1. Field
The present disclosure relates generally to wireless communication networks, and more particularly, to various concepts and techniques for handing off an access terminal at the network layer in an access network.
2. Background
Wireless communication systems are widely deployed to provide various communication services such as telephony, video, data, messaging, broadcasts, and so on. These systems commonly employ an access network capable of connecting multiple access terminals to a wide area network (WAN) by sharing the available network resources. The access network is generally implemented with multiple access points dispersed throughout a geographic coverage region. The geographic coverage region is generally divided into cells with an access point in each cell. The cell may be further divided into sectors. The access point generally includes one transceiver function for each sector in the cell. The transceiver function provides an air interface attachment point for access terminals in the sector.
The access network may also include one or more network functions. In a typical configuration, the network function acts as a controller for any number of transceiver functions and performs various tasks including allocating, managing and tearing down resources for the access terminals. The network function also provides an Internet Protocol (IP) layer attachment point (IAP) for the access terminals. All IP packets destined for the access terminal are sent via the IAP. The access network may have a centralized network architecture defined here as multiple network functions supporting multiple access points, i.e., each network function supporting multiple access points and each access point supported by multiple network functions, or a distributed network architecture defined here as dedicated network function for each access point, i.e., each network function supports a single access point and each access point is supported by a single network function.

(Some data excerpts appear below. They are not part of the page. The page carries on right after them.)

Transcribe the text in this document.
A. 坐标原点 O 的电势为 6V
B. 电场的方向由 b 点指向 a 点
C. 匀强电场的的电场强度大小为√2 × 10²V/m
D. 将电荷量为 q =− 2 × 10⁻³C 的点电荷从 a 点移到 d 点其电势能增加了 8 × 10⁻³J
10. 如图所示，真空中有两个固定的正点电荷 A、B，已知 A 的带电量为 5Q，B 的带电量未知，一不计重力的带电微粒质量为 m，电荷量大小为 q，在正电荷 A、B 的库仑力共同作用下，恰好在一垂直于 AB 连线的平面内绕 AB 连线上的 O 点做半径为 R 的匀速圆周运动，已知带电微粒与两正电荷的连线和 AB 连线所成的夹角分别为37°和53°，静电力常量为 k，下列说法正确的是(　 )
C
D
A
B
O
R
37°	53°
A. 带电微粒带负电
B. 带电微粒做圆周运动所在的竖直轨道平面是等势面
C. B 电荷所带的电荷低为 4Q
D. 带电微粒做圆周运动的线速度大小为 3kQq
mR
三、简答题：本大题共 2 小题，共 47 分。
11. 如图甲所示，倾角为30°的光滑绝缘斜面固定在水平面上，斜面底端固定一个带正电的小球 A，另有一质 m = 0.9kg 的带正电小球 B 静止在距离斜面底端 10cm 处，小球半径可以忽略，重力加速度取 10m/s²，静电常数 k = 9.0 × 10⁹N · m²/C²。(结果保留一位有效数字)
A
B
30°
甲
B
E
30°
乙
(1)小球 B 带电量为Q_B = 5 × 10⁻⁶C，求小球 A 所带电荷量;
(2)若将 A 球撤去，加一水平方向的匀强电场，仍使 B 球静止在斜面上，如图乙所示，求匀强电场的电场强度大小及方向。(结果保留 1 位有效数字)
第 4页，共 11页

In addition to providing an IP layer attachment point, the IAP may also responsible maintaining a session state for any number of access terminals. The session state for an access terminal is the state of the access network on the control path between the access terminal and the IAP that is preserved when a connection is closed. The session state includes the value of the attributes that are negotiated between the access terminal and the access network. These attributes affect the characteristics of the connection and the service received by the access terminal. By way of example, an access terminal may negotiate the quality of service (QoS) configuration for a new application and supply new filter and flow specifications to the access network indicating the QoS service requirements for the application. As another example, the access terminal may negotiate the size and type of the headers used in communication with the access network.
In some wireless communication systems, an access terminal in a given sector establishes a connection with an access point by making an access attempt on an access channel of a transceiver function serving that sector. The network function associated with the transceiver function receiving the access attempt contacts the session master for the access terminal and retrieves a copy of the access terminal's session state. On a successful access attempt, the access terminal is assigned air interface resources such as a MAC ID and data channels to communicate with the transceiver function serving the sector. In addition, the IAP is moved to the serving network function, or alternatively, an IP tunneling protocol is used to send IP packets between the IAP and the serving network function.
In some wireless communication systems, once the access terminal establishes a connection with an access point, it listens for other sectors and measures the signal strength of the sectors it can hear. The access terminal uses these measurements to create an active set. The active set is a set of sectors that have reserved air interface resources for the access terminal. The access terminal will continue to measure the signal strength of other sectors and may add or remove sectors from the active set as it moves around the access network. Alternatively, the access terminal can send a report of the signal strength measurements to the access network so that the access network can maintain the active set.
One function of the active set is to allow the access terminal to quickly switch between sectors and maintain service without having to make a new access attempt. The process of switching sectors, either on the forward or reverse link, is often referred to as a “L2” handoff because it constitues a handoff of the access terminal at the link layer. The access network uses the active set to quickly perform L2 handoff by (1) reserving air interface resources for the access terminal in each of the sectors in the active set, and (2) providing a copy of the session state from the session master to each network function serving a sector in the active set.
Another technique that may be used to support quick handoff of the access terminal is to switch sectors without moving the IAP. The process of moving the IAP is often referred to as a “L3” handoff because it constitues a handoff of the access terminal at the network layer. By decoupling the L2 and L3 handoffs, the distance between the IAP and the serving access point may increase as the access terminal moves through the access network. In such a scenario, it may be desirable to move the IAP closer to the access terminal to improve the latency and routing efficiency experienced on the backhaul. If the IAP serves as the session master, then the session state also needs to be transferred.
The L3 handoff has been traditoinally controlled by the access network. This is often referred to as “network based mobility management.” Using the access terminal to control the L3 handoff (“AT based mobility management”) has often been considered too slow for high speed applications, such as voice. However, AT based mobility management has some advantages, such as allowing for a single mechanism for inter and intra technology, or global and local mobility. It also simplifies the network interfaces further by not requiring the network elements to determine when to do L3 handoff.
Accordingly, there is a need in the art for optimizing the L3 handoff to support AT based mobility management. Optimizing the L3 handoff is a useful feature for every system regardless of the network architecture since it simplifies network interfaces and should also improve the seamlessness of the L3 handoff.